- Playing video games excessively damages the marriage relationship.
- The spouse that plays video games.
- To help the married video gamer to not play so excessively.
- Ethos: This argument used many sources from scholarly research articles that hold a lot of authority. There were studies cited from BYU that had researched the effects of video games on relationships as well as an article that was published in The American Journal of Family Therapy. Quoting and citing from this articles gave the argument a lot more weight as to what was being said.

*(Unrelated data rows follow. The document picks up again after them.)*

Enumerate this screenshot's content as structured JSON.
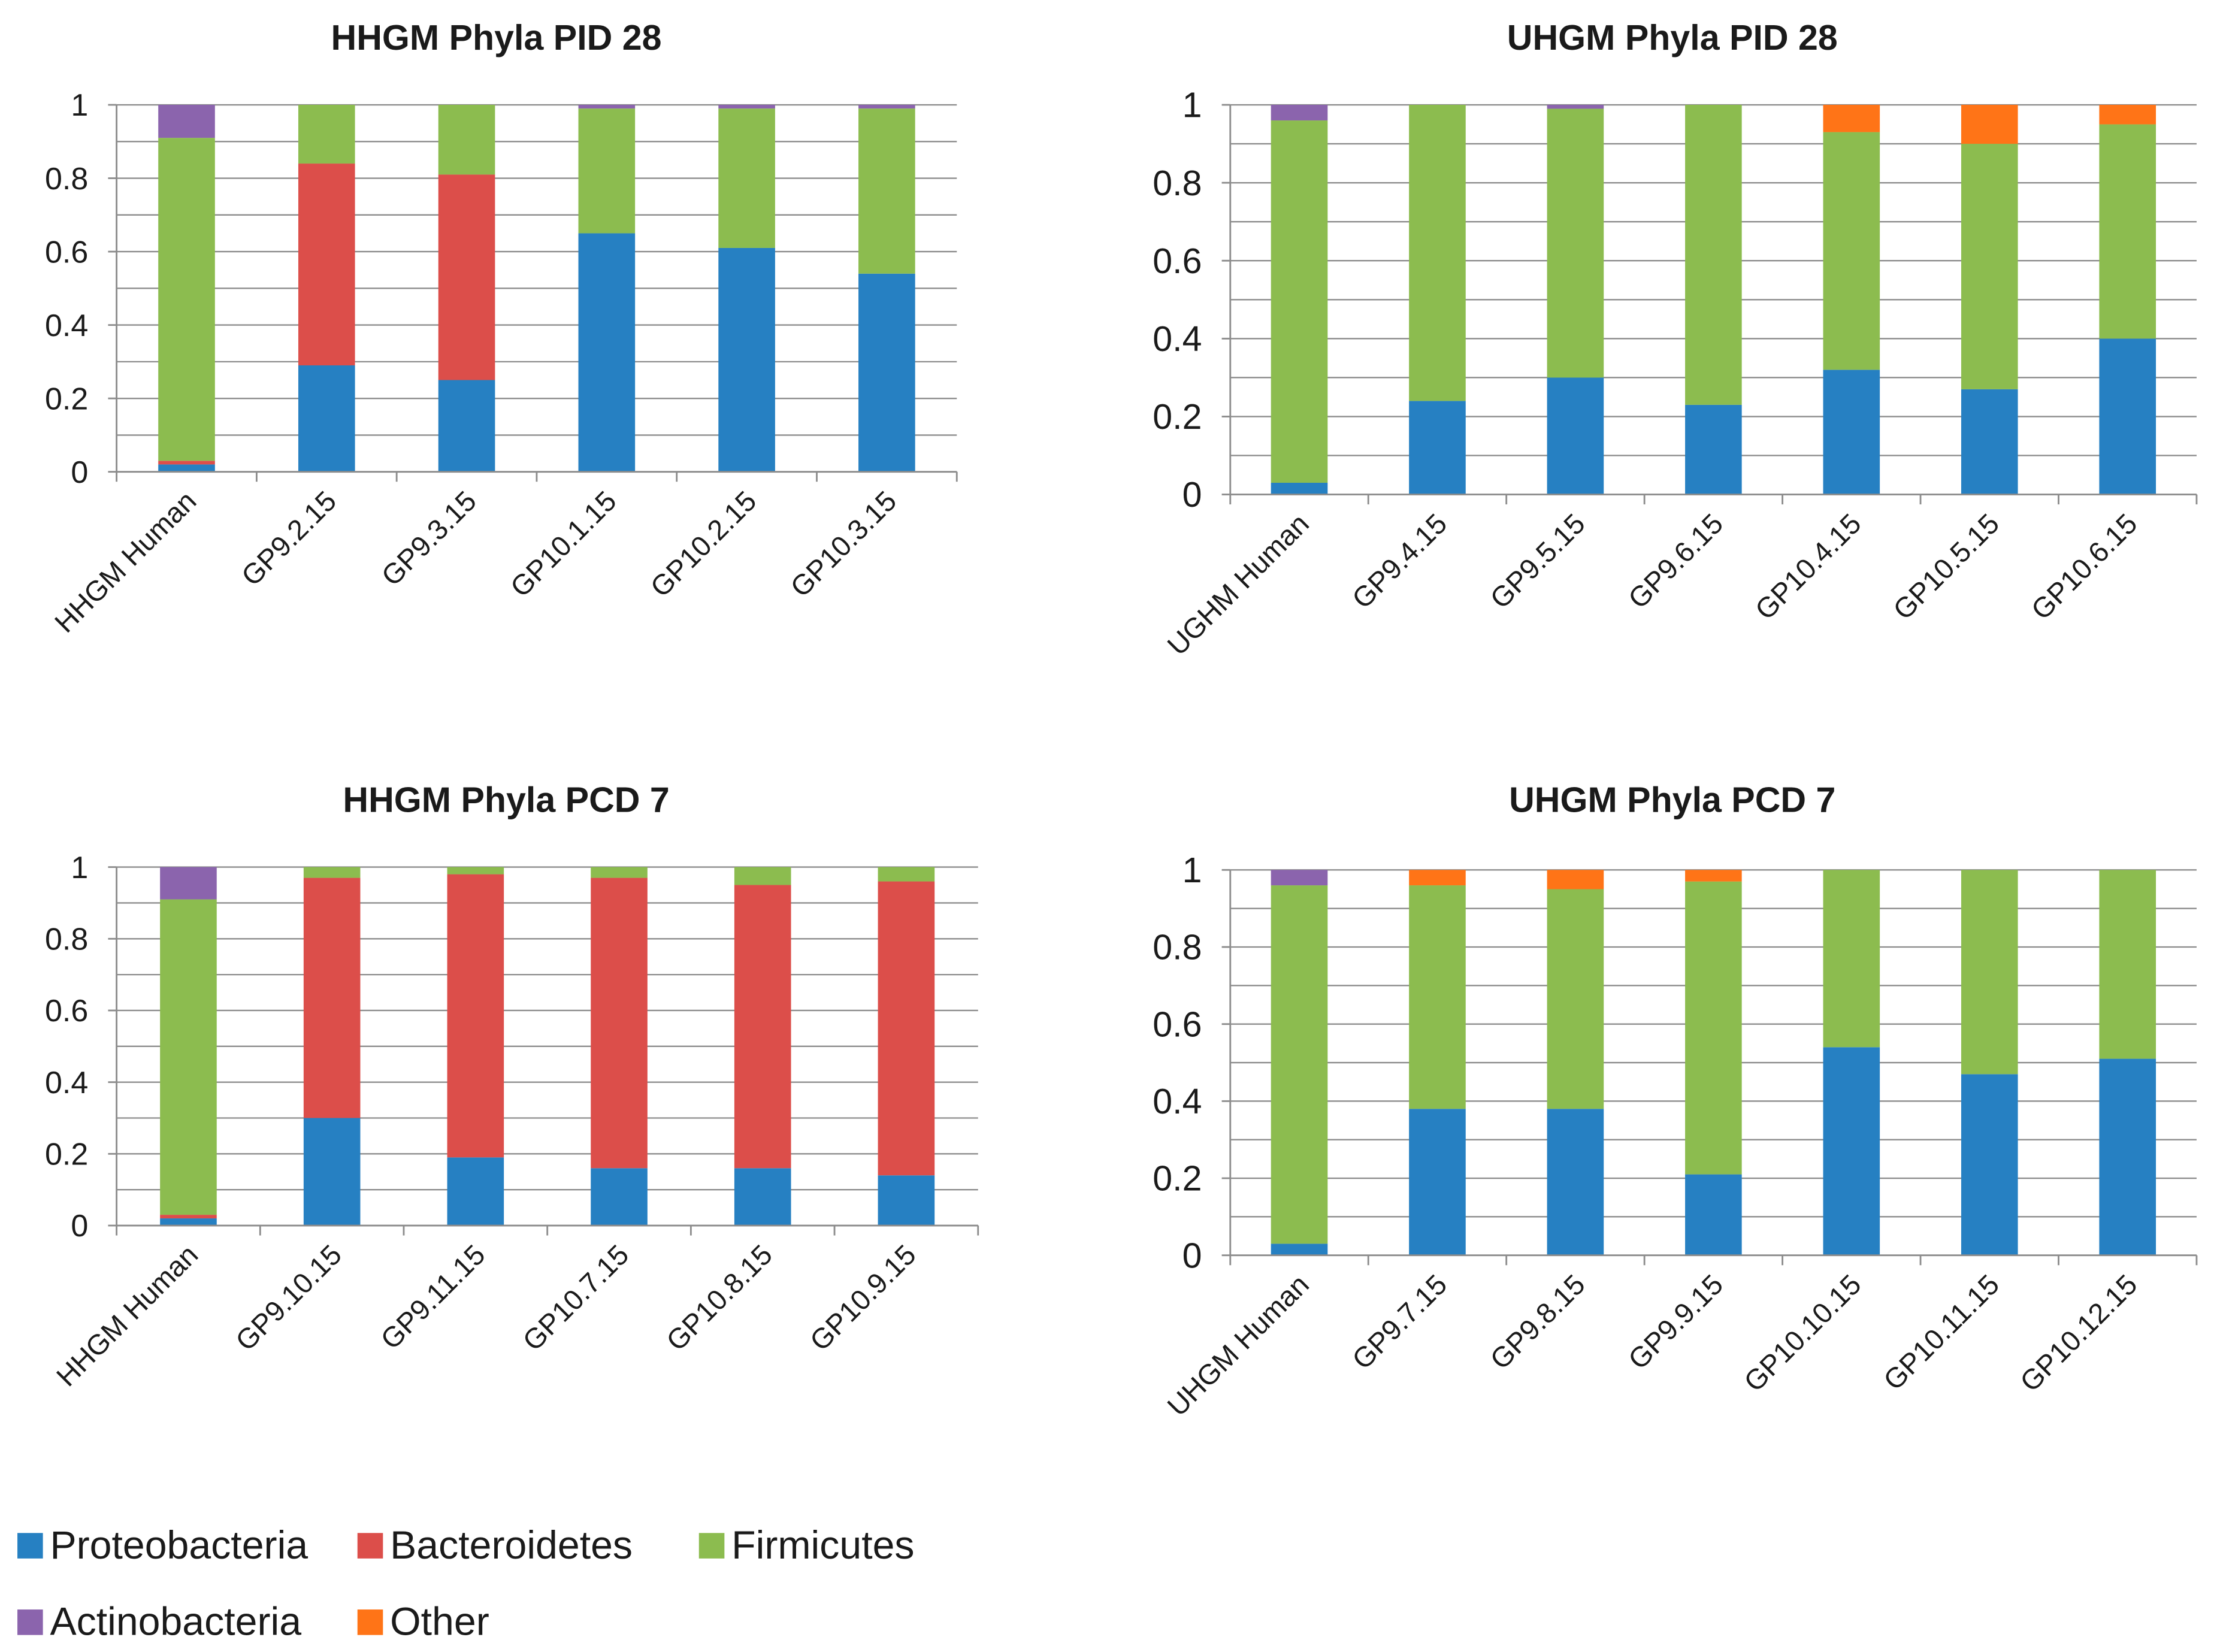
{
  "series_colors": {
    "Proteobacteria": "#2680C2",
    "Bacteroidetes": "#DC4E4A",
    "Firmicutes": "#8CBC4F",
    "Actinobacteria": "#8B64AD",
    "Other": "#FF7417"
  },
  "legend": [
    {
      "name": "Proteobacteria",
      "color": "#2680C2"
    },
    {
      "name": "Bacteroidetes",
      "color": "#DC4E4A"
    },
    {
      "name": "Firmicutes",
      "color": "#8CBC4F"
    },
    {
      "name": "Actinobacteria",
      "color": "#8B64AD"
    },
    {
      "name": "Other",
      "color": "#FF7417"
    }
  ],
  "chart_data": [
    {
      "type": "bar",
      "stacked": true,
      "title": "HHGM Phyla PID 28",
      "ylim": [
        0,
        1
      ],
      "yticks": [
        "0",
        "0.2",
        "0.4",
        "0.6",
        "0.8",
        "1"
      ],
      "categories": [
        "HHGM Human",
        "GP9.2.15",
        "GP9.3.15",
        "GP10.1.15",
        "GP10.2.15",
        "GP10.3.15"
      ],
      "series": [
        {
          "name": "Proteobacteria",
          "values": [
            0.02,
            0.29,
            0.25,
            0.65,
            0.61,
            0.54
          ]
        },
        {
          "name": "Bacteroidetes",
          "values": [
            0.01,
            0.55,
            0.56,
            0.0,
            0.0,
            0.0
          ]
        },
        {
          "name": "Firmicutes",
          "values": [
            0.88,
            0.16,
            0.19,
            0.34,
            0.38,
            0.45
          ]
        },
        {
          "name": "Actinobacteria",
          "values": [
            0.09,
            0.0,
            0.0,
            0.01,
            0.01,
            0.01
          ]
        },
        {
          "name": "Other",
          "values": [
            0.0,
            0.0,
            0.0,
            0.0,
            0.0,
            0.0
          ]
        }
      ]
    },
    {
      "type": "bar",
      "stacked": true,
      "title": "UHGM Phyla PID 28",
      "ylim": [
        0,
        1
      ],
      "yticks": [
        "0",
        "0.2",
        "0.4",
        "0.6",
        "0.8",
        "1"
      ],
      "categories": [
        "UGHM Human",
        "GP9.4.15",
        "GP9.5.15",
        "GP9.6.15",
        "GP10.4.15",
        "GP10.5.15",
        "GP10.6.15"
      ],
      "series": [
        {
          "name": "Proteobacteria",
          "values": [
            0.03,
            0.24,
            0.3,
            0.23,
            0.32,
            0.27,
            0.4
          ]
        },
        {
          "name": "Bacteroidetes",
          "values": [
            0.0,
            0.0,
            0.0,
            0.0,
            0.0,
            0.0,
            0.0
          ]
        },
        {
          "name": "Firmicutes",
          "values": [
            0.93,
            0.76,
            0.69,
            0.77,
            0.61,
            0.63,
            0.55
          ]
        },
        {
          "name": "Actinobacteria",
          "values": [
            0.04,
            0.0,
            0.01,
            0.0,
            0.0,
            0.0,
            0.0
          ]
        },
        {
          "name": "Other",
          "values": [
            0.0,
            0.0,
            0.0,
            0.0,
            0.07,
            0.1,
            0.05
          ]
        }
      ]
    },
    {
      "type": "bar",
      "stacked": true,
      "title": "HHGM Phyla PCD 7",
      "ylim": [
        0,
        1
      ],
      "yticks": [
        "0",
        "0.2",
        "0.4",
        "0.6",
        "0.8",
        "1"
      ],
      "categories": [
        "HHGM Human",
        "GP9.10.15",
        "GP9.11.15",
        "GP10.7.15",
        "GP10.8.15",
        "GP10.9.15"
      ],
      "series": [
        {
          "name": "Proteobacteria",
          "values": [
            0.02,
            0.3,
            0.19,
            0.16,
            0.16,
            0.14
          ]
        },
        {
          "name": "Bacteroidetes",
          "values": [
            0.01,
            0.67,
            0.79,
            0.81,
            0.79,
            0.82
          ]
        },
        {
          "name": "Firmicutes",
          "values": [
            0.88,
            0.03,
            0.02,
            0.03,
            0.05,
            0.04
          ]
        },
        {
          "name": "Actinobacteria",
          "values": [
            0.09,
            0.0,
            0.0,
            0.0,
            0.0,
            0.0
          ]
        },
        {
          "name": "Other",
          "values": [
            0.0,
            0.0,
            0.0,
            0.0,
            0.0,
            0.0
          ]
        }
      ]
    },
    {
      "type": "bar",
      "stacked": true,
      "title": "UHGM Phyla PCD 7",
      "ylim": [
        0,
        1
      ],
      "yticks": [
        "0",
        "0.2",
        "0.4",
        "0.6",
        "0.8",
        "1"
      ],
      "categories": [
        "UHGM Human",
        "GP9.7.15",
        "GP9.8.15",
        "GP9.9.15",
        "GP10.10.15",
        "GP10.11.15",
        "GP10.12.15"
      ],
      "series": [
        {
          "name": "Proteobacteria",
          "values": [
            0.03,
            0.38,
            0.38,
            0.21,
            0.54,
            0.47,
            0.51
          ]
        },
        {
          "name": "Bacteroidetes",
          "values": [
            0.0,
            0.0,
            0.0,
            0.0,
            0.0,
            0.0,
            0.0
          ]
        },
        {
          "name": "Firmicutes",
          "values": [
            0.93,
            0.58,
            0.57,
            0.76,
            0.46,
            0.53,
            0.49
          ]
        },
        {
          "name": "Actinobacteria",
          "values": [
            0.04,
            0.0,
            0.0,
            0.0,
            0.0,
            0.0,
            0.0
          ]
        },
        {
          "name": "Other",
          "values": [
            0.0,
            0.04,
            0.05,
            0.03,
            0.0,
            0.0,
            0.0
          ]
        }
      ]
    }
  ]
}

Logos: As well as authority, the paper took on a very logical stance. There was listed the types of situations where excessive gaming takes place, how it starts, and the consequences of playing too much. It talks about how a gamer that plays excessively will neglect his/her spouse and that will cause problems in the relationship, which logically, it would.
Sufficient: I think this argument just skimmed the surface. It made good points that were valid and for some people it might be enough. But there is more out there. More points could have been made. Narrower arguments could have been brought up to meet the needs of a narrower audience. These things would be more persuasive for the audience.
Typical: The writing is typical for the audience and brings up valid points. Both the gaming spouse and non-gaming spouse would be able to understand all of the terms and situations that the paper covers.
- Effective: The paper was generally effective. The logic was clear and solid as well as the sources. The trick would just be to keep the gamer addict reading and keeping an open mind. The gamer might feel the argument doesn't quite relate to him/her specifically enough. Other than that, I think it was effective.